I thought you weren’t speaking to me anymore

Soon you will be rid of me forever.

But I need help one last time, and fairly urgently.

What is it

Where does one purchase cooking equipment in the twenty-first century?

And can you tell me how to get there?

Oh SHIT

We forgot to get pots and pans didn’t we

I also need to borrow your little plastic money card thing one last time.




I suspected the owners of Gossamer’s had originally wanted the place to be an artsy hipster coffee shop, with indie bands performing on the weekends and local art on the walls. It was in an old building Chicago tour guides would have called architecturally significant, with pretty, stained-glass windows facing the street and Frank Lloyd Wright–inspired clean lines. The furniture was thrift-shop funky, and all the coffee drinks had names starting with We Are and ending with an inspiring adjective.

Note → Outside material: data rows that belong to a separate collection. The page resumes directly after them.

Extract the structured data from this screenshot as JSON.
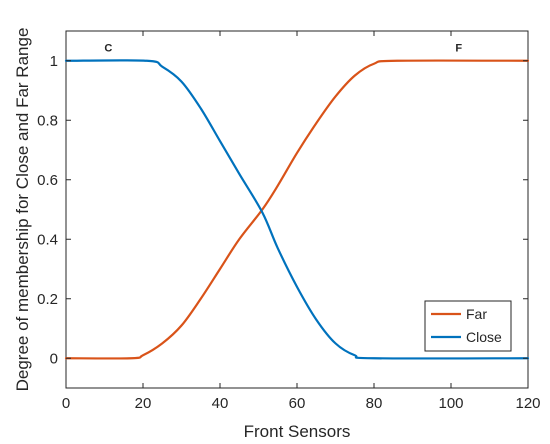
{
  "chart_data": {
    "type": "line",
    "xlabel": "Front Sensors",
    "ylabel": "Degree of membership for Close and Far Range",
    "xlim": [
      0,
      120
    ],
    "ylim": [
      -0.1,
      1.1
    ],
    "xticks": [
      0,
      20,
      40,
      60,
      80,
      100,
      120
    ],
    "yticks": [
      0,
      0.2,
      0.4,
      0.6,
      0.8,
      1
    ],
    "ytick_labels": [
      "0",
      "0.2",
      "0.4",
      "0.6",
      "0.8",
      "1"
    ],
    "grid": false,
    "legend_position": "bottom-right",
    "annotations": [
      {
        "text": "C",
        "x": 11,
        "y": 1.045
      },
      {
        "text": "F",
        "x": 102,
        "y": 1.045
      }
    ],
    "series": [
      {
        "name": "Far",
        "color": "#d95319",
        "x": [
          0,
          17,
          20,
          25,
          30,
          35,
          40,
          45,
          51,
          55,
          60,
          65,
          70,
          75,
          80,
          86,
          120
        ],
        "y": [
          0,
          0,
          0.01,
          0.05,
          0.11,
          0.2,
          0.3,
          0.4,
          0.5,
          0.58,
          0.69,
          0.79,
          0.88,
          0.95,
          0.99,
          1,
          1
        ]
      },
      {
        "name": "Close",
        "color": "#0072bd",
        "x": [
          0,
          21,
          25,
          30,
          35,
          40,
          45,
          51,
          55,
          60,
          65,
          70,
          75,
          80,
          120
        ],
        "y": [
          1,
          1,
          0.98,
          0.93,
          0.84,
          0.73,
          0.62,
          0.49,
          0.37,
          0.24,
          0.13,
          0.05,
          0.01,
          0,
          0
        ]
      }
    ]
  }
}
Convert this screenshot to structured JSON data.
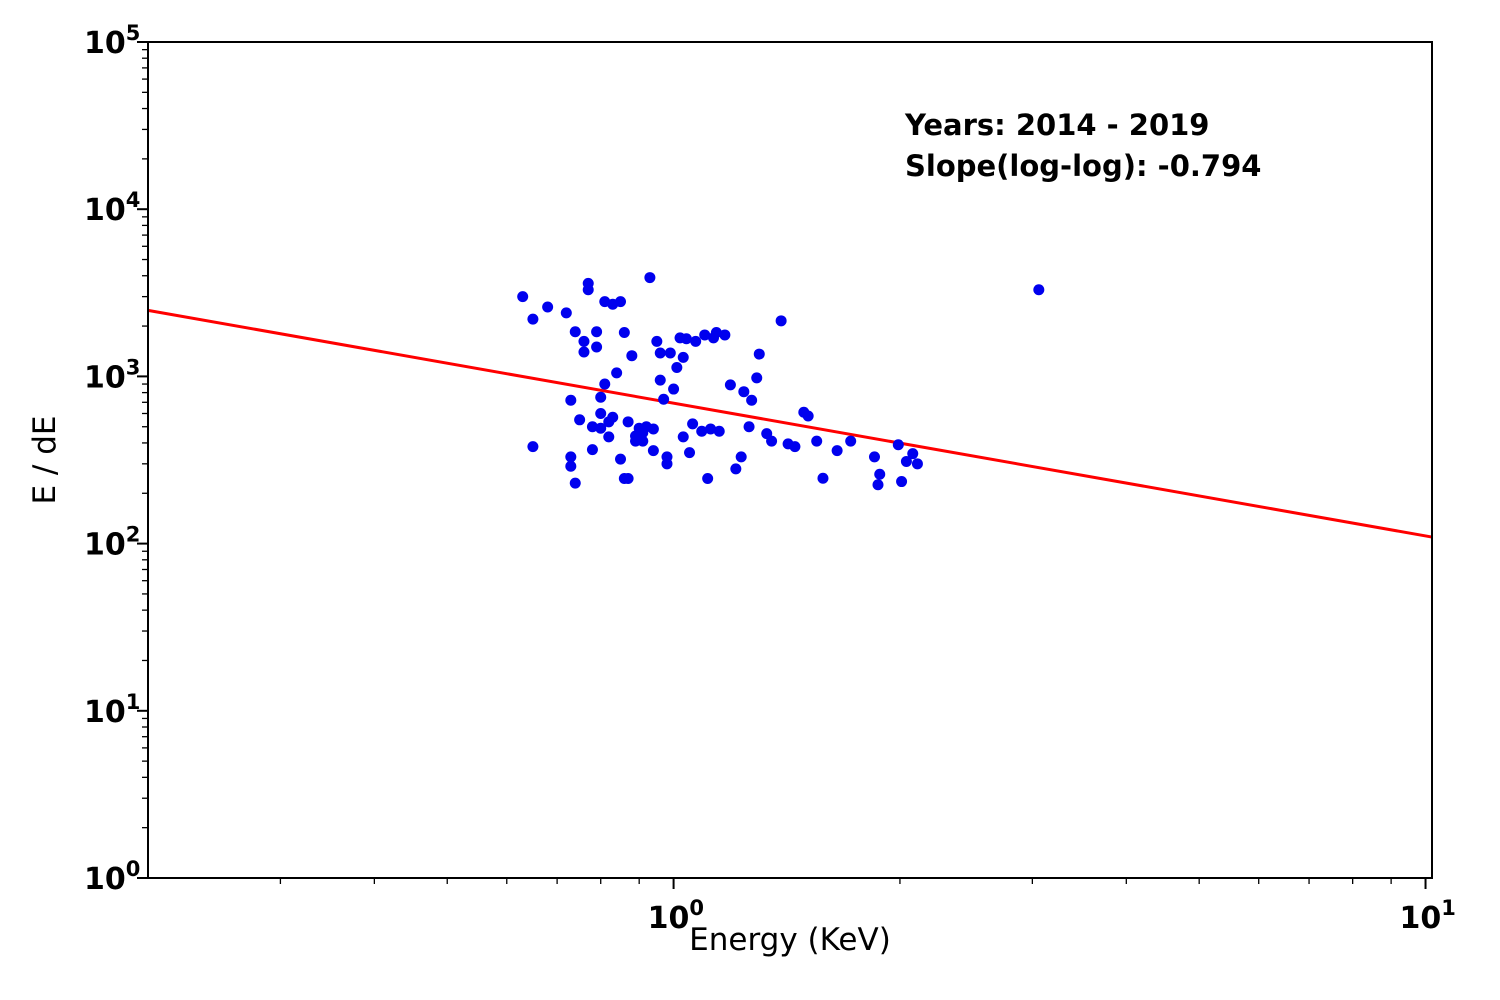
{
  "annotation": {
    "line1": "Years: 2014 - 2019",
    "line2": "Slope(log-log): -0.794"
  },
  "chart_data": {
    "type": "scatter",
    "title": "",
    "xlabel": "Energy (KeV)",
    "ylabel": "E / dE",
    "xscale": "log",
    "yscale": "log",
    "xlim": [
      0.2,
      10.2
    ],
    "ylim": [
      1,
      100000
    ],
    "x_tick_exponents": [
      0,
      1
    ],
    "y_tick_exponents": [
      0,
      1,
      2,
      3,
      4,
      5
    ],
    "grid": false,
    "point_color": "#0000ee",
    "marker_radius": 5.5,
    "fit_line": {
      "slope": -0.794,
      "log10_intercept_at_x1": 2.84,
      "color": "#ff0000",
      "width": 3
    },
    "points": [
      [
        0.63,
        3000
      ],
      [
        0.65,
        2200
      ],
      [
        0.68,
        2600
      ],
      [
        0.65,
        380
      ],
      [
        0.72,
        2400
      ],
      [
        0.73,
        720
      ],
      [
        0.73,
        330
      ],
      [
        0.73,
        290
      ],
      [
        0.74,
        230
      ],
      [
        0.74,
        1850
      ],
      [
        0.75,
        550
      ],
      [
        0.76,
        1620
      ],
      [
        0.76,
        1400
      ],
      [
        0.77,
        3300
      ],
      [
        0.77,
        3600
      ],
      [
        0.78,
        500
      ],
      [
        0.78,
        365
      ],
      [
        0.79,
        1500
      ],
      [
        0.79,
        1850
      ],
      [
        0.8,
        490
      ],
      [
        0.8,
        600
      ],
      [
        0.8,
        750
      ],
      [
        0.81,
        2800
      ],
      [
        0.81,
        900
      ],
      [
        0.82,
        435
      ],
      [
        0.82,
        535
      ],
      [
        0.83,
        2700
      ],
      [
        0.83,
        570
      ],
      [
        0.84,
        1050
      ],
      [
        0.85,
        320
      ],
      [
        0.85,
        2800
      ],
      [
        0.86,
        1830
      ],
      [
        0.86,
        245
      ],
      [
        0.87,
        535
      ],
      [
        0.87,
        245
      ],
      [
        0.88,
        1330
      ],
      [
        0.89,
        410
      ],
      [
        0.89,
        440
      ],
      [
        0.9,
        490
      ],
      [
        0.91,
        460
      ],
      [
        0.91,
        410
      ],
      [
        0.92,
        500
      ],
      [
        0.93,
        3900
      ],
      [
        0.94,
        485
      ],
      [
        0.94,
        360
      ],
      [
        0.95,
        1620
      ],
      [
        0.96,
        1380
      ],
      [
        0.96,
        950
      ],
      [
        0.97,
        730
      ],
      [
        0.98,
        330
      ],
      [
        0.98,
        300
      ],
      [
        0.99,
        1380
      ],
      [
        1.0,
        840
      ],
      [
        1.01,
        1130
      ],
      [
        1.02,
        1700
      ],
      [
        1.03,
        435
      ],
      [
        1.03,
        1300
      ],
      [
        1.04,
        1680
      ],
      [
        1.05,
        350
      ],
      [
        1.06,
        520
      ],
      [
        1.07,
        1620
      ],
      [
        1.09,
        470
      ],
      [
        1.1,
        1770
      ],
      [
        1.11,
        245
      ],
      [
        1.12,
        485
      ],
      [
        1.13,
        1700
      ],
      [
        1.14,
        1830
      ],
      [
        1.15,
        470
      ],
      [
        1.17,
        1770
      ],
      [
        1.19,
        890
      ],
      [
        1.21,
        280
      ],
      [
        1.23,
        330
      ],
      [
        1.24,
        810
      ],
      [
        1.26,
        500
      ],
      [
        1.27,
        720
      ],
      [
        1.29,
        980
      ],
      [
        1.3,
        1360
      ],
      [
        1.33,
        455
      ],
      [
        1.35,
        410
      ],
      [
        1.39,
        2150
      ],
      [
        1.42,
        395
      ],
      [
        1.45,
        380
      ],
      [
        1.49,
        610
      ],
      [
        1.51,
        580
      ],
      [
        1.55,
        410
      ],
      [
        1.58,
        246
      ],
      [
        1.65,
        360
      ],
      [
        1.72,
        410
      ],
      [
        1.85,
        330
      ],
      [
        1.87,
        225
      ],
      [
        1.88,
        260
      ],
      [
        1.99,
        390
      ],
      [
        2.01,
        235
      ],
      [
        2.04,
        310
      ],
      [
        2.08,
        345
      ],
      [
        2.11,
        300
      ],
      [
        3.06,
        3300
      ]
    ]
  }
}
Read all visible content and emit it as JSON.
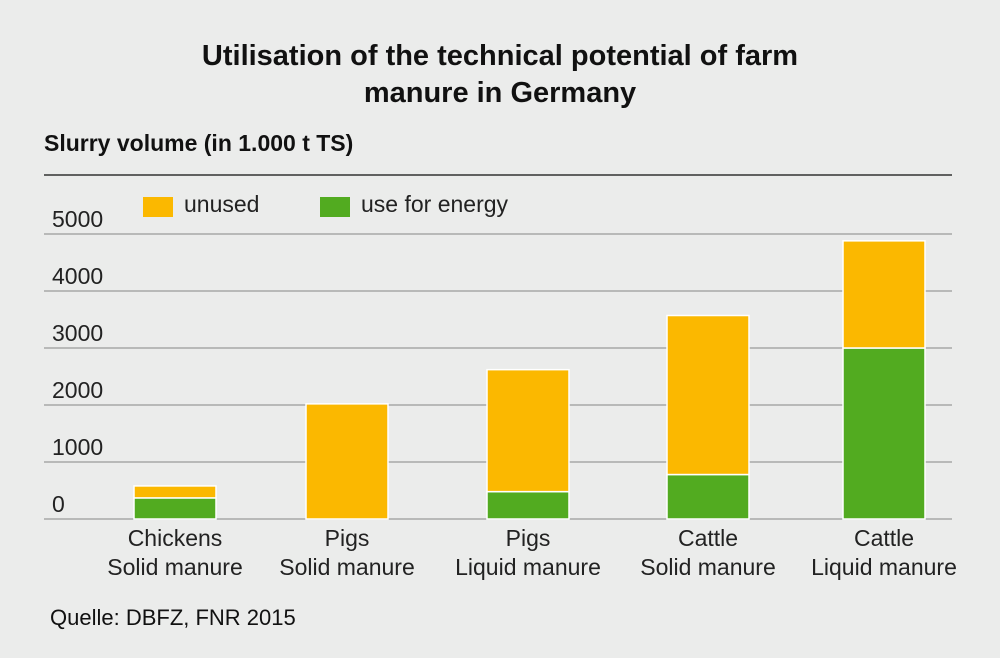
{
  "chart_data": {
    "type": "bar",
    "stacked": true,
    "title_lines": [
      "Utilisation of the technical potential of farm",
      "manure in Germany"
    ],
    "ylabel": "Slurry volume (in 1.000 t TS)",
    "ylim": [
      0,
      6000
    ],
    "yticks": [
      0,
      1000,
      2000,
      3000,
      4000,
      5000
    ],
    "grid": true,
    "legend_position": "top-left",
    "categories": [
      [
        "Chickens",
        "Solid manure"
      ],
      [
        "Pigs",
        "Solid manure"
      ],
      [
        "Pigs",
        "Liquid manure"
      ],
      [
        "Cattle",
        "Solid manure"
      ],
      [
        "Cattle",
        "Liquid manure"
      ]
    ],
    "series": [
      {
        "name": "use for energy",
        "color": "#52ab20",
        "values": [
          370,
          0,
          480,
          780,
          3000
        ]
      },
      {
        "name": "unused",
        "color": "#fbb800",
        "values": [
          210,
          2020,
          2140,
          2790,
          1880
        ]
      }
    ],
    "legend_order": [
      "unused",
      "use for energy"
    ],
    "source": "Quelle: DBFZ, FNR 2015"
  }
}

None of us who worked there understood why a coffee shop that mostly served finance bros bothered with hipster naming conventions for their entirely generic drink offerings. Because despite what I suspect were the owners’ original plans, Gossamer’s neighborhood was much more suit-and-tie than hipster. Its location—right by a Brown Line stop—meant most of our customers were commuters on their way to or from their jobs in the Loop, with the occasional college student thrown in for variety.

Of course, I’d rather have worked at an actual hipster coffee shop. But a job was a job. And this one didn’t pay half bad.

Even if the food sucked and the drinks had silly names.

The dinner options were extra limited when I got there for my evening shift. Usually, by six o’clock most of Gossamer’s pre-made food had long since been sold. The only sandwiches left were a sad, soggy peanut butter and jelly and a hummus and red pepper on wheat bread. Whoever supplied Gossamer’s pre-made food really needed to learn how to make friends with flavor. And texture.

My shift didn’t start for fifteen minutes, so I had just enough time to scarf something down. I grabbed the hummus and pepper sandwich—the less tragic of the two options—and made my way to one of the tables near the back.

There was only one customer there—a guy who looked about thirty-five, with dirty-blond hair and a black fedora tilted so far forward it covered half his face. He had a mug of something hot and steaming in front of him.

I could feel his eyes on me as I crossed over to the table in the corner where I usually ate before my shifts.

He cleared his throat.

“Hm,” he said, to no one. “Let me see.” He was openly staring now, leaning slightly towards me, a weird, calculating expression on his face. His tone, his expression, even his posture—everything about him suggested he was sizing me up. Evaluating me. Not in a sexual or predatory way, exactly. More like he was an interviewer trying to decide whether I was right for a job.

It was still creepy as hell.

I glanced at the front door, hoping my manager Katie was on her way.

After another few moments the guy nodded as if he’d come to a decision. “I don’t know what he was so worried about. You should do fine.”

The job interview apparently over, he turned his full attention back to his phone.

Gossamer’s sometimes got perverts at night. Just part of working at a coffee shop. My typical approach was not to engage with them and just let my manager handle it if things got too weird. But at that moment I was exhausted from my move and too unnerved by this bizarre interaction to wait for Katie.

Against my better judgment, I engaged.

“What did you just say?”

“I said you should do fine,” he replied without looking up from his phone, sounding annoyed at the interruption.

“What do you mean, I should do fine?”

“Just exactly that.” He glanced at me, smirking. He pushed back from his chair and stood up. I noticed, for the first time, that he was wearing a floor-length navy-blue trench coat that clashed horribly with his black fedora. Underneath it was a bright red T-shirt that said Of course I’m right. I’m Todd!

Probably not a pervert, then. Just a garden variety weirdo. We got those sometimes, too.

“I’ll be going now,” he said, importantly but unnecessarily. “I must meet a friend in need at Crate & Barrel.”

When I looked up again he was gone. The only sign he’d even been there was the mug of still-steaming We Are Legion he’d left behind. The most expensive cappuccino drink we made. It was completely untouched.